Smith, who is white, is scheduled to graduate from the Seattle University law school this spring. She said that when she applied to the UW law school, she had scores in the 95th percentile on the Law School Admission Test and a 3.65 G.P.A.
In 1994 the UW law school received more than 2,500 applications for a class of about 155 students. The suit alleges that the law school "used different admission standards based on each student's self-identified race."
In a written statement, Law School Dean Roland Hjorth said he could not comment directly on the case, but he reaffirmed the school's commitment to diversity. "The different perspectives brought to the educational experience of students from varying backgrounds and experiences enrich the educational environment and prepare students to live and work in an increasingly diverse society," he said.
He added that diversity is "one of many factors considered in reviewing applications. Our policy has been carefully reviewed and crafted to be consistent with the law of the land, as established in a U.S. Supreme Court case commonly referred to as the Bakke decision. We are confident the policy will withstand careful legal scrutiny and we intend to defend it vigorously in this case."

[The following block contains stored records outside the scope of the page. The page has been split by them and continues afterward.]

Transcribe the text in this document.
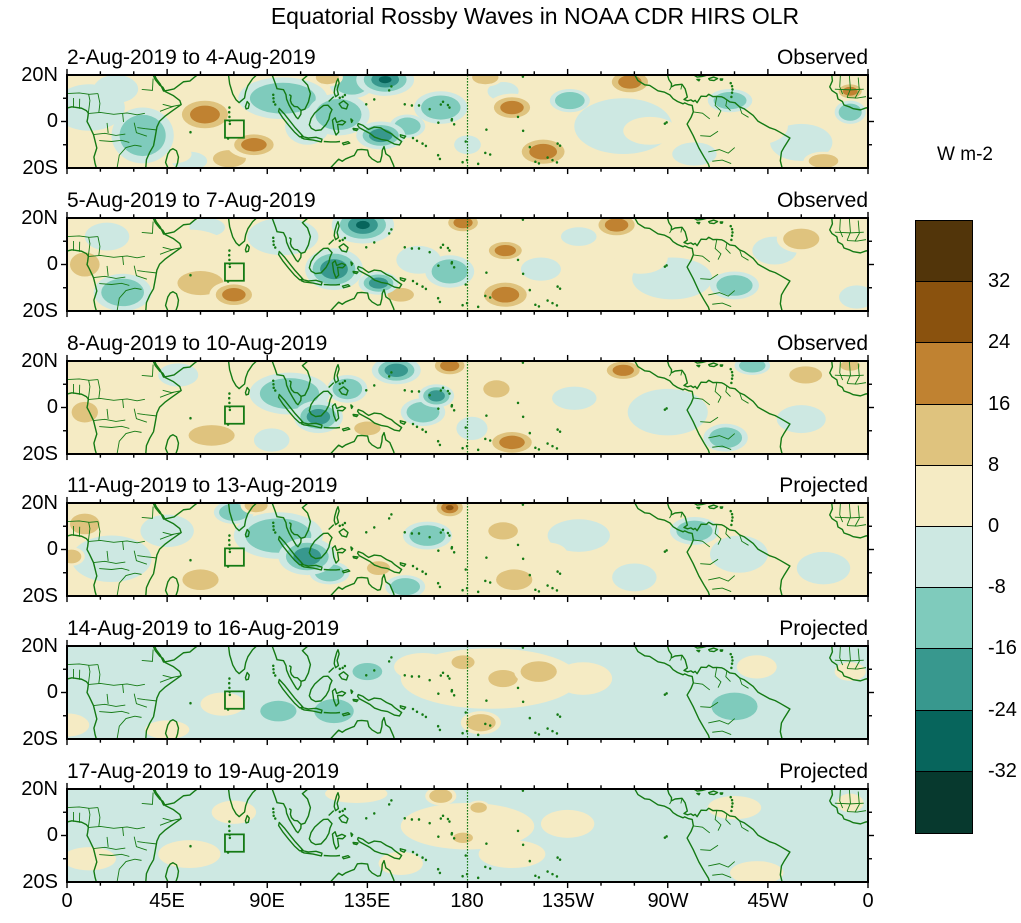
Equatorial Rossby Waves in NOAA CDR HIRS OLR
2-Aug-2019 to 4-Aug-2019	Observed
20N
0
20S
5-Aug-2019 to 7-Aug-2019	Observed
20N
0
20S
8-Aug-2019 to 10-Aug-2019	Observed
20N
0
20S
11-Aug-2019 to 13-Aug-2019	Projected
20N
0
20S
14-Aug-2019 to 16-Aug-2019	Projected
20N
0
20S
17-Aug-2019 to 19-Aug-2019	Projected
20N
0
20S
0	45E	90E	135E	180	135W	90W	45W	0
W m-2
32
24
16
8
0
-8
-16
-24
-32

Smith is getting help from the Center for Individual Rights, a Washington, D.C. group active in several anti-affirmative-action cases. Its most famous lawsuit was the 1996 Hopwood v. Texas ruling, where a federal court declared the University of Texas law school had illegally used one admissions committee for black and Mexican-American candidates and a different committee all other candidates. The court also declared the different minimum standards Texas set for the two applicant groups illegal.